One fundamental limit is the size. Optical fibres on an integrated optic chip are ten times wider than the traces on an integrated electronics circuit chip. The crystals have the same cross-section as the fibres, but need a length of about 1 mm and so are much larger than a transistor. Therefore signal traveling times will be large.

A more practical limit is the crystal. Current crystals need light with 1 GW/cm² intensity. And as a typical die (in microelectronics) is about 1 cm², and some absorption takes place, this means kilowatts of power consumption, which only allows pulsed operation, but nanotubes may reduce this in the future.

The biggest advantage in the near future is the synergy with optical telecommunication.

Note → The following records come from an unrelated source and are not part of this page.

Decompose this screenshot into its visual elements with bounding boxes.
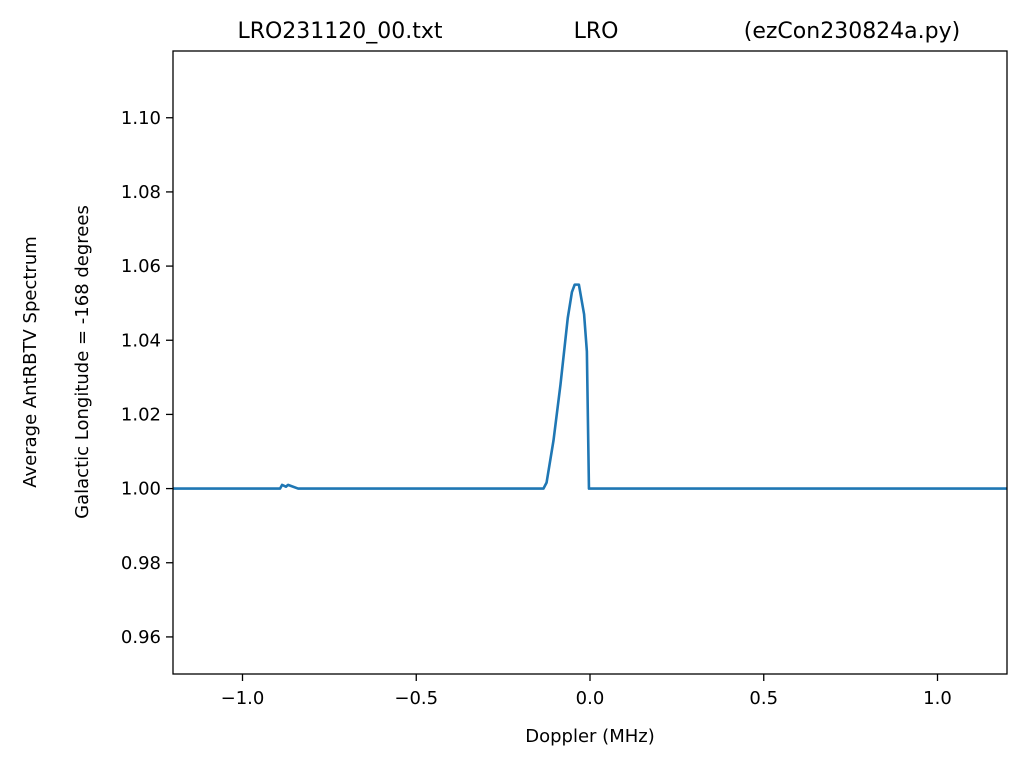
chart-title: LRO (574, 19, 619, 44)
y-tick-label: 1.10 (121, 108, 161, 129)
y-tick-label: 0.98 (121, 553, 161, 574)
x-axis-label: Doppler (MHz) (525, 726, 654, 747)
y-tick-label: 1.06 (121, 256, 161, 277)
chart-title: LRO231120_00.txt (237, 19, 442, 44)
y-tick-label: 1.04 (121, 330, 161, 351)
x-tick-label: 1.0 (923, 688, 952, 709)
y-tick-label: 1.00 (121, 479, 161, 500)
chart-title: (ezCon230824a.py) (744, 19, 960, 44)
y-axis-label: Galactic Longitude = -168 degrees (72, 205, 93, 519)
y-tick-label: 1.02 (121, 404, 161, 425)
y-tick-label: 0.96 (121, 627, 161, 648)
x-tick-label: −0.5 (394, 688, 438, 709)
x-tick-label: 0.5 (749, 688, 778, 709)
x-tick-label: −1.0 (221, 688, 265, 709)
line (173, 283, 1007, 490)
x-tick-label: 0.0 (576, 688, 605, 709)
y-axis-label: Average AntRBTV Spectrum (20, 236, 41, 488)
y-tick-label: 1.08 (121, 182, 161, 203)
plot-frame (172, 50, 1008, 675)
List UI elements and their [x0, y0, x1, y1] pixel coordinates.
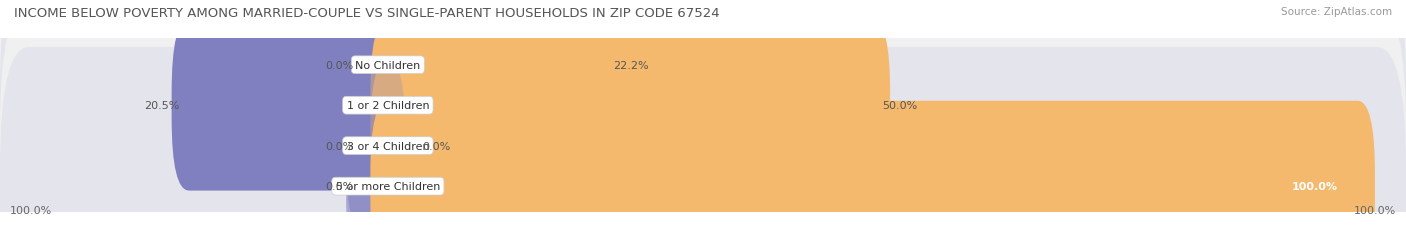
Text: 100.0%: 100.0%: [1292, 181, 1339, 191]
Text: 3 or 4 Children: 3 or 4 Children: [346, 141, 429, 151]
FancyBboxPatch shape: [346, 61, 405, 231]
FancyBboxPatch shape: [172, 21, 405, 191]
Text: 100.0%: 100.0%: [10, 205, 52, 215]
Text: 0.0%: 0.0%: [422, 141, 450, 151]
Text: 100.0%: 100.0%: [1354, 205, 1396, 215]
FancyBboxPatch shape: [0, 48, 1406, 231]
Text: 1 or 2 Children: 1 or 2 Children: [346, 101, 429, 111]
Text: 0.0%: 0.0%: [326, 141, 354, 151]
Text: 50.0%: 50.0%: [883, 101, 918, 111]
Text: 0.0%: 0.0%: [326, 61, 354, 70]
Text: 22.2%: 22.2%: [613, 61, 648, 70]
Text: No Children: No Children: [356, 61, 420, 70]
Text: 20.5%: 20.5%: [143, 101, 180, 111]
FancyBboxPatch shape: [370, 0, 620, 150]
FancyBboxPatch shape: [346, 101, 405, 231]
FancyBboxPatch shape: [370, 101, 1375, 231]
FancyBboxPatch shape: [346, 0, 405, 150]
FancyBboxPatch shape: [0, 0, 1406, 204]
FancyBboxPatch shape: [370, 21, 890, 191]
Text: 5 or more Children: 5 or more Children: [336, 181, 440, 191]
FancyBboxPatch shape: [0, 7, 1406, 231]
Text: Source: ZipAtlas.com: Source: ZipAtlas.com: [1281, 7, 1392, 17]
Text: 0.0%: 0.0%: [326, 181, 354, 191]
FancyBboxPatch shape: [370, 61, 430, 231]
Text: INCOME BELOW POVERTY AMONG MARRIED-COUPLE VS SINGLE-PARENT HOUSEHOLDS IN ZIP COD: INCOME BELOW POVERTY AMONG MARRIED-COUPL…: [14, 7, 720, 20]
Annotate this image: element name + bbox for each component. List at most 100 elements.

It performs its computation with photons or polaritons as opposed to the more traditional electron-based computation. Optical computing is a major branch of the study of photonics and polaritonics. Electronics computations sometimes involve communications via photonic pathways. Popular devices of this class include FDDI interfaces. In order to send the information via photons, electronic signals are converted via lasers and the light guided down the optical fiber.

No true optical computers are declassified or otherwise known to exist. Some devices that are best classified as switches have been tested in the laboratory. Transistors that are composed entirely of optical components are themselves still very new and experimental.

A fully functional computer is composed of many transistors. The number of them required to constitute a computer is arguable, but probably at least 10 and more often 1,000,000 transistors are required to do general computing tasks.

Currently, no true optical computers yet exist. The problems of design seem to stem from eliminating the conversion from photons to electrons and back. This conversion is necessary now because we don't have all-optical versions of all the myriad switching devices required by a computer.

Interestingly, modern (normal) electronic computers are taking on significant radio wave properties by themselves. Since the frequency of the system clocks on fast systems has passed the single gigahertz range, circuit designers must consider that any electronic signal varying at such rates will be giving off radio waves at that frequency. This means that a wire in a computer performs the dual function of a conductor of electricity and a waveguide for a gigahertz frequency radio wave.